Others are mad about how the federal government botched the 2024 FAFSA rollout so that 432,000 low-income students didn’t apply for Pell Grants last year. Others haven’t forgotten about being abandoned during the COVID shutdowns and the missing $190 billion in education relief money. With only 30 percent of students able to adequately read and write, there’s a lot to be mad about.
Although the beneficiaries are scared, they have no fondness for the people running these programs. Have you ever talked to the parents of middle school students with dyslexia or the parents of 19-year-olds with autism? They’re mad. They won’t fight for the people running those programs.
With those high-profile screw-ups, the defenders of the federal government face a credibility problem.
Solutions
I would love to see a leader with some street cred on these issues, someone like Senator Hassan of New Hampshire, come forward and defend the beneficiaries of these federal programs. Democrats admit past problems and commit to making systems work better. Americans should hear the stories from folks on the ground and push the boys of DOGE to make public statements about protecting those groups.
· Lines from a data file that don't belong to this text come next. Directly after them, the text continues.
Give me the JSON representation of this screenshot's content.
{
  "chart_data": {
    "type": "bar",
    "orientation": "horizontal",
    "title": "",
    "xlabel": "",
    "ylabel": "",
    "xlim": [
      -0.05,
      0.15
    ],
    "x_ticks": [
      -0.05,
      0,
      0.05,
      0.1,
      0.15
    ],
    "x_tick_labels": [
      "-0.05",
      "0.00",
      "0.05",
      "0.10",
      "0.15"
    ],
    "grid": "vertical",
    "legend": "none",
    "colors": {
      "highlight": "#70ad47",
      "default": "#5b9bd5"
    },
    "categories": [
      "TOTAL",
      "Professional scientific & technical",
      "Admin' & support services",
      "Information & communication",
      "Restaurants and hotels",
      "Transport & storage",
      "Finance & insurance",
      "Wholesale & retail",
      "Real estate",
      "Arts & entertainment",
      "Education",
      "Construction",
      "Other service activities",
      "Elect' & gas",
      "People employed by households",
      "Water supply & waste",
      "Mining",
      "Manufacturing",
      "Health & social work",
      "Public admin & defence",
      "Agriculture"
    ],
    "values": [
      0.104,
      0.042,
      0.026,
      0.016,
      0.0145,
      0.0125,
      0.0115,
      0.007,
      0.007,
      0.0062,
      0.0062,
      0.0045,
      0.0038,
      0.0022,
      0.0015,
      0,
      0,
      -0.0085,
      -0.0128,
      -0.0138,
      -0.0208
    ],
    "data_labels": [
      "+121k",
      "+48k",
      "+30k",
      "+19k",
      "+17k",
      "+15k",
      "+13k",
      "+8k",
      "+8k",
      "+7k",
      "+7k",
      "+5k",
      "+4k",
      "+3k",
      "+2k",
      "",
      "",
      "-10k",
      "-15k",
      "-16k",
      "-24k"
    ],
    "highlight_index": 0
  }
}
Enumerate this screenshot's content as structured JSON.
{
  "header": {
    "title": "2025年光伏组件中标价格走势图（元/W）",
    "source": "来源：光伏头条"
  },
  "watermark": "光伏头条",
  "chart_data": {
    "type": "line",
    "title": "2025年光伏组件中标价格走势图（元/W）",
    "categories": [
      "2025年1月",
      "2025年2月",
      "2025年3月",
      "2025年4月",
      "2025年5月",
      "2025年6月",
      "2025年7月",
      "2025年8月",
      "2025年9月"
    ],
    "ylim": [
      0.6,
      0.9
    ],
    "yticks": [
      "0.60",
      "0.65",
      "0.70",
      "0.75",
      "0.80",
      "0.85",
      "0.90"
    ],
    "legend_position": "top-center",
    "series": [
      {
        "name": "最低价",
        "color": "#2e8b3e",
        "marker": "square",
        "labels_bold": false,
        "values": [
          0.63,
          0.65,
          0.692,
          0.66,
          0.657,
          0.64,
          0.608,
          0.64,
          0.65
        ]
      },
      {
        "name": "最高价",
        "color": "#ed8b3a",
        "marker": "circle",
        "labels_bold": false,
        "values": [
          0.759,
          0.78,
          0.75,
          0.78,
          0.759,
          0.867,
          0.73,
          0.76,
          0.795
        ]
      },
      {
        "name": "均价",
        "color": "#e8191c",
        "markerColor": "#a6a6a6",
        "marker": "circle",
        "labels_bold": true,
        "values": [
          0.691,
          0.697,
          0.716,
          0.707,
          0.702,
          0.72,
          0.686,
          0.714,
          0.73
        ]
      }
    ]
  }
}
And then Congress needs to stop cowering in the corner and do what it’s supposed to do — check the executive branch.
This post is riddled with poor messaging and bad statistics. One thing I'll start with - most federal employees are not located in Washington DC: only a fifth reside in the DMV. That means that 80% are distributed throughout the United States. Source: https://www.pewresearch.org/short-reads/2025/01/07/what-the-data-says-about-federal-workers/#are-most-federal-workers-in-the-washington-d-c-area. The post about real estate values in the DMV also does not cite any sound data. I appreciate your opinion, but no longer find your postings valuable as they are clearly not fully baked or backed up with data.